Judit’s father was born into an affluent family from Szabolcs county and her mother came from a middle-class family in Mosonmagyaróvár. They both studied in Budapest and were married in 1940. Based on their family background and education, the newlyweds looked forward to a good life in Hungary. All that changed, however, after WWII, especially after the communist party took control. Both of their families were affected by the waves of nationalization and internal deportation. When the Hungarian revolution broke out in 1956, Judit’s father and older brother escaped to the West, and she didn’t see them again until 1963, when the family was finally reunited.
Although Judit and her mother left Hungary legally through a family reunification visa and were not classified as refugees, they had to leave everything behind and renounce their Hungarian citizenship. They packed one trunk with their most important possessions and flew to New York at the end of August, not sure when and if they would ever return to Hungary. Judit was 16 years-old and heading into the 11th grade with barely any knowledge of English. She never wanted to leave and was initially not overjoyed about living in the U.S.

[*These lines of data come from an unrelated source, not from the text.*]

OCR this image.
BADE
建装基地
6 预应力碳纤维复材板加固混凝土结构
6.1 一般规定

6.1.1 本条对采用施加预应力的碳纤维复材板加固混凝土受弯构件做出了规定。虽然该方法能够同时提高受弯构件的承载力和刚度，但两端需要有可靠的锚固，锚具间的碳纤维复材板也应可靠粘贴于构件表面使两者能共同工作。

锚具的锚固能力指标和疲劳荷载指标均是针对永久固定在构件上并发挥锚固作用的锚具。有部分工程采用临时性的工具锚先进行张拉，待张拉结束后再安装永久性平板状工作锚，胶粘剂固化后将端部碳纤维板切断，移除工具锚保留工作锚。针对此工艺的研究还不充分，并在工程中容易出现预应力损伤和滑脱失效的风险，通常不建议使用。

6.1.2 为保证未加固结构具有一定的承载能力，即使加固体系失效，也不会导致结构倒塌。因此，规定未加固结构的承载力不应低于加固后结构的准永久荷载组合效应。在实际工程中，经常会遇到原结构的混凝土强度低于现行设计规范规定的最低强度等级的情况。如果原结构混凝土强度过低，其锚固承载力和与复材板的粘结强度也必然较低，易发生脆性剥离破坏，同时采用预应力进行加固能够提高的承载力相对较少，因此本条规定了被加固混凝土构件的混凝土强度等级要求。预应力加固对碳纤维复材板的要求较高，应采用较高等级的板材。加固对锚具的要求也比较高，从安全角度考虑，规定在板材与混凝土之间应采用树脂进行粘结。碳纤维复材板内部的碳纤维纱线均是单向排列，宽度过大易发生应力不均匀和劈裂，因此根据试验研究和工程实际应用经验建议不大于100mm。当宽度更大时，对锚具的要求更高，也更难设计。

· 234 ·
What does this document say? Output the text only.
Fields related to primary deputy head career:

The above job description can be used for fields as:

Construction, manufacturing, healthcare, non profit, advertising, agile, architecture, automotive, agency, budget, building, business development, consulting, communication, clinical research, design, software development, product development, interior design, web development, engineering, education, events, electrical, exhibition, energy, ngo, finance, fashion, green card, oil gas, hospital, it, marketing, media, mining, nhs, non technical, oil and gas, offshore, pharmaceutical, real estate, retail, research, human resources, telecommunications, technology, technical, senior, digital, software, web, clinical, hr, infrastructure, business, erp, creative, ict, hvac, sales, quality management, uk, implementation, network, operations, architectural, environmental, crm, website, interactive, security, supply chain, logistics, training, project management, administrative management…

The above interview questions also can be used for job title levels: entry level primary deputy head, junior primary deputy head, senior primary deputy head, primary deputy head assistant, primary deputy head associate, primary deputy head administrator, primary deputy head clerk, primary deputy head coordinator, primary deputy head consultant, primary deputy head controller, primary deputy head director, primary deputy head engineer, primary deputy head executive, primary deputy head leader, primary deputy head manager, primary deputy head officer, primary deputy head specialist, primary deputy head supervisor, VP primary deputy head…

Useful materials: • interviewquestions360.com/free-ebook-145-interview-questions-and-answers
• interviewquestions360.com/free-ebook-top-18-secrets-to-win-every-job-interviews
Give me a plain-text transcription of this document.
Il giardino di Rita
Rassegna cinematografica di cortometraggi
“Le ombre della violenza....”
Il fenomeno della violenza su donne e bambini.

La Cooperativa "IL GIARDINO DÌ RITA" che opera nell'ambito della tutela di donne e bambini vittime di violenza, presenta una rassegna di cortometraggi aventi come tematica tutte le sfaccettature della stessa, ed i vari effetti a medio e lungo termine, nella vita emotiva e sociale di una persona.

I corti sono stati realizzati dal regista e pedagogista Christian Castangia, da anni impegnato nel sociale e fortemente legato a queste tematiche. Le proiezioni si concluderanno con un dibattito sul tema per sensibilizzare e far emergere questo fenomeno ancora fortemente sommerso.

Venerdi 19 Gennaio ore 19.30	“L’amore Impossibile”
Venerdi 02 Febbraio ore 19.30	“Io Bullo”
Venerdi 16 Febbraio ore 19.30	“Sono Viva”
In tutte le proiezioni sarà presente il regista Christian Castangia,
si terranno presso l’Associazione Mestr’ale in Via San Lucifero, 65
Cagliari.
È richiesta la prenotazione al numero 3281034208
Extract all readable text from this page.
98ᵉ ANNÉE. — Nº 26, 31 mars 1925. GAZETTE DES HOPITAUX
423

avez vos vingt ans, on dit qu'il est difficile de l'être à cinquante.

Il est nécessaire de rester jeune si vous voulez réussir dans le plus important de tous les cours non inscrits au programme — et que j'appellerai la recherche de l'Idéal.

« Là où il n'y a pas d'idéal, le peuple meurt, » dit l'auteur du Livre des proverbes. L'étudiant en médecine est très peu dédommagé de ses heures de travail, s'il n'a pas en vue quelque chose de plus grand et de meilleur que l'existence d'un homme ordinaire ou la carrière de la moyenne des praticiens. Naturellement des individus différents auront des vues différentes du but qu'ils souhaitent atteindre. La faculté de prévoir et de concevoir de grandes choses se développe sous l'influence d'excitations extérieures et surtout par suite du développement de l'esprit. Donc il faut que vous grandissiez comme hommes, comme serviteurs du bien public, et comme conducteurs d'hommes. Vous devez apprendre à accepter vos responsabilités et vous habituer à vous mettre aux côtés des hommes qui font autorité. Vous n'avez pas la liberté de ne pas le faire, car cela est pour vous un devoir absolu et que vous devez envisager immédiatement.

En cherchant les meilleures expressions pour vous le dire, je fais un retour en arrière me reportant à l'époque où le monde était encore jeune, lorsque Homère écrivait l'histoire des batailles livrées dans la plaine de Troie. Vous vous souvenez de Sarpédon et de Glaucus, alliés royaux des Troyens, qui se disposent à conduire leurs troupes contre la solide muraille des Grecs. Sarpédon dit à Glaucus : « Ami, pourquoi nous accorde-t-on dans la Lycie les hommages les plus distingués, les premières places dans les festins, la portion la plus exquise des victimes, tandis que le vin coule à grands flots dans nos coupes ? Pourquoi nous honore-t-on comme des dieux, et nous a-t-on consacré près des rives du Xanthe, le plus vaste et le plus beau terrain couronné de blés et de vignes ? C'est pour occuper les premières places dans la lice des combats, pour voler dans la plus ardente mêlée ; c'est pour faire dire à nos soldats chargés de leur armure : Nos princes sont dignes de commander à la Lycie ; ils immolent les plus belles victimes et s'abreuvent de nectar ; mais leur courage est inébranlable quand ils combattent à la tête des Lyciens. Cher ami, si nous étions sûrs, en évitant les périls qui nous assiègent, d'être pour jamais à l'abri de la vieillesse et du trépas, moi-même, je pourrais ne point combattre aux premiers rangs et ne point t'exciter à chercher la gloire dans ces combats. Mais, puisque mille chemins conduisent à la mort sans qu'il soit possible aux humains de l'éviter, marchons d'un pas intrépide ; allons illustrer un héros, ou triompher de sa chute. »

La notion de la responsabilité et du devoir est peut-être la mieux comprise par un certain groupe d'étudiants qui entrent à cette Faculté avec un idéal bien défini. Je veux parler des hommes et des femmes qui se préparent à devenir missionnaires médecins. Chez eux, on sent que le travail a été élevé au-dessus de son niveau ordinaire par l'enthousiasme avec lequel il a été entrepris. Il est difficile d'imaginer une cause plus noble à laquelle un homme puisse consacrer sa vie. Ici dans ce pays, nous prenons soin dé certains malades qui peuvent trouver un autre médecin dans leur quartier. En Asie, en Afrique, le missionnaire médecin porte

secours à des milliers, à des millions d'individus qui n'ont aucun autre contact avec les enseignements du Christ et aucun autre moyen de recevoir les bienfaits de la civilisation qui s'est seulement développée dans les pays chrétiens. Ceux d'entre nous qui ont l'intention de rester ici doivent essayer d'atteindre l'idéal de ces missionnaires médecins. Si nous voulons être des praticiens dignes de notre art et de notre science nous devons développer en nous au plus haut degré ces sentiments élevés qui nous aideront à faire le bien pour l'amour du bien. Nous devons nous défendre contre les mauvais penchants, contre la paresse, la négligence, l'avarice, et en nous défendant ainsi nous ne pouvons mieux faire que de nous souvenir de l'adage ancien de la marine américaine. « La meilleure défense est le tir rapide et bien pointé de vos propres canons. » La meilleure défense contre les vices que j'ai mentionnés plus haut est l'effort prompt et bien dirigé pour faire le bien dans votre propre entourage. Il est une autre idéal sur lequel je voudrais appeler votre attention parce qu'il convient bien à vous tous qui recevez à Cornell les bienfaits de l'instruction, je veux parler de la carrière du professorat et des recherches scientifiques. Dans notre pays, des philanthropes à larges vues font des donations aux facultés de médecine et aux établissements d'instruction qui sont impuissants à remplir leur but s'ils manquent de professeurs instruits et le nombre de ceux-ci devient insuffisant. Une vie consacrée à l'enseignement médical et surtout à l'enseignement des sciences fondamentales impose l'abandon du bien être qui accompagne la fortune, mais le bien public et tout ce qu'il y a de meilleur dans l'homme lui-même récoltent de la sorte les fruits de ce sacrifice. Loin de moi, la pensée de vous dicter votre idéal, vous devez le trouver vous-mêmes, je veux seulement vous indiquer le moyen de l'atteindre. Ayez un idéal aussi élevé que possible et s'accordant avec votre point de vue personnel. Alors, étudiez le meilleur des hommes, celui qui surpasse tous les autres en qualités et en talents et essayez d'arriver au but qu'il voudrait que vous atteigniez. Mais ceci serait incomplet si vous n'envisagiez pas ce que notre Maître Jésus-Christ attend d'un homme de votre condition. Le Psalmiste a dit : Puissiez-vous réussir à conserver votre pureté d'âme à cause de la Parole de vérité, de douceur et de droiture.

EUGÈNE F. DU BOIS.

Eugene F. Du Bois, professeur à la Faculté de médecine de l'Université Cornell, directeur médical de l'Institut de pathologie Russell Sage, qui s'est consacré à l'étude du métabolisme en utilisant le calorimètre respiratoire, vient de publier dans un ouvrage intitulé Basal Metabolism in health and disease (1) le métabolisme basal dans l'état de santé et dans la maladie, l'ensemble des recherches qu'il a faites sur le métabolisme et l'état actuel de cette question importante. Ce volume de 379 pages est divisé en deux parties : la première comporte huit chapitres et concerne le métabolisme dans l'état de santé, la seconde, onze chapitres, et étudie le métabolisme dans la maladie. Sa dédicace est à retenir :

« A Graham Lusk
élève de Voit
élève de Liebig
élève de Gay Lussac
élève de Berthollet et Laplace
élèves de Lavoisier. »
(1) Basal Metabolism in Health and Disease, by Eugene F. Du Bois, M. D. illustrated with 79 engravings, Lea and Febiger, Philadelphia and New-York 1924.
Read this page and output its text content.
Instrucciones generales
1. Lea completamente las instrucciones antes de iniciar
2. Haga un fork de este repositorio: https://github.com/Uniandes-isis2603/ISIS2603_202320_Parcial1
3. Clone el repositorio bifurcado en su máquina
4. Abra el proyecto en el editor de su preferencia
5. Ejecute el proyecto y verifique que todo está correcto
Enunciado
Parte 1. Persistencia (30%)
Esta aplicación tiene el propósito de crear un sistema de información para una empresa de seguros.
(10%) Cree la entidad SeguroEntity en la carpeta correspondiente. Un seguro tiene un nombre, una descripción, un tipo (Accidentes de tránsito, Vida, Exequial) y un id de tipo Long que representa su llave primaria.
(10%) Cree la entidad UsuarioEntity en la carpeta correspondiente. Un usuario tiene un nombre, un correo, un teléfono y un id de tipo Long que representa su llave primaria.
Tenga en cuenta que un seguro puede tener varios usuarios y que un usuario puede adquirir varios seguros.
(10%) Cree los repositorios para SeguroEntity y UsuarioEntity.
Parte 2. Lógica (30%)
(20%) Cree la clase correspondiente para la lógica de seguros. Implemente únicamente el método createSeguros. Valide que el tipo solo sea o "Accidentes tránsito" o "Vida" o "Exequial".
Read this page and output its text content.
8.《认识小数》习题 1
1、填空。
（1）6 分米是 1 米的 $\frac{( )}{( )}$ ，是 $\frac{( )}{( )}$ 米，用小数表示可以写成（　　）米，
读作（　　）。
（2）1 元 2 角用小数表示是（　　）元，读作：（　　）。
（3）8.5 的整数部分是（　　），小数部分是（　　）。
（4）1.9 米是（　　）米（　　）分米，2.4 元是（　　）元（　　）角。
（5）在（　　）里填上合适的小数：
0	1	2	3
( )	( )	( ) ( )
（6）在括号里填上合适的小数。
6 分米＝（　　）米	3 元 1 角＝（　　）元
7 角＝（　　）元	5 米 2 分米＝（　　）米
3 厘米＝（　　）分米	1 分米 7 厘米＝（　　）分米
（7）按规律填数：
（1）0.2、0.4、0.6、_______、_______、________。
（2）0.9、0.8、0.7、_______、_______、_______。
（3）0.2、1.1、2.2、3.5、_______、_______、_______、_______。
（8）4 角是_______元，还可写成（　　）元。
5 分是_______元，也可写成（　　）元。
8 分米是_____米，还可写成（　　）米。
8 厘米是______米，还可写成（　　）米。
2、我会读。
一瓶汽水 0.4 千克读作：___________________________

As time passed, however, Judit learned English, graduated high school and studied interior design at the New York School of Design, architecture at the Pratt Institute and also received a degree in cultural anthropology from Montclair State University in New Jersey. She joined the Hungária Dance Troupe of New York in 1967 - a defining moment in her life. Her involvement with the dance group - where she met her husband, one of the main organizers, informed much of her cultural life in the U.S. She spent the following four decades focused on preserving Hungary’s folk culture in the Hungarian-American community through the dance troupe and its performances, by organizing folk dance camps, creating choreography for other folk dance groups, and through her work with the Hungarian museum in New York and the Hungarian school in Garfield, New Jersey. Together with her husband Kálmán Magyar, they passed on the love of Hungarian folk culture not only to their two children, Ildikó and Kálmán Jr. (Öcsi) but to hundreds of children all over the U.S., from New York to California. Their presence - and countless hours of volunteer work - has been one of the pillars of Hungarian-American cultural life.
Judit also worked in sales (értékesítési manager) for MALÉV Hungarian Airlines as one of their first employees in New York in the early 1990’s. She and her husband also started their own packaging company in Hungary in the early 1990’s that has been going strong for 30 years and providing work to over 20 locals. Her children and grandchildren are all involved, at a high level, in both Hungarian folk music and folk dance, with half the family living in Budapest and the other half in Canada.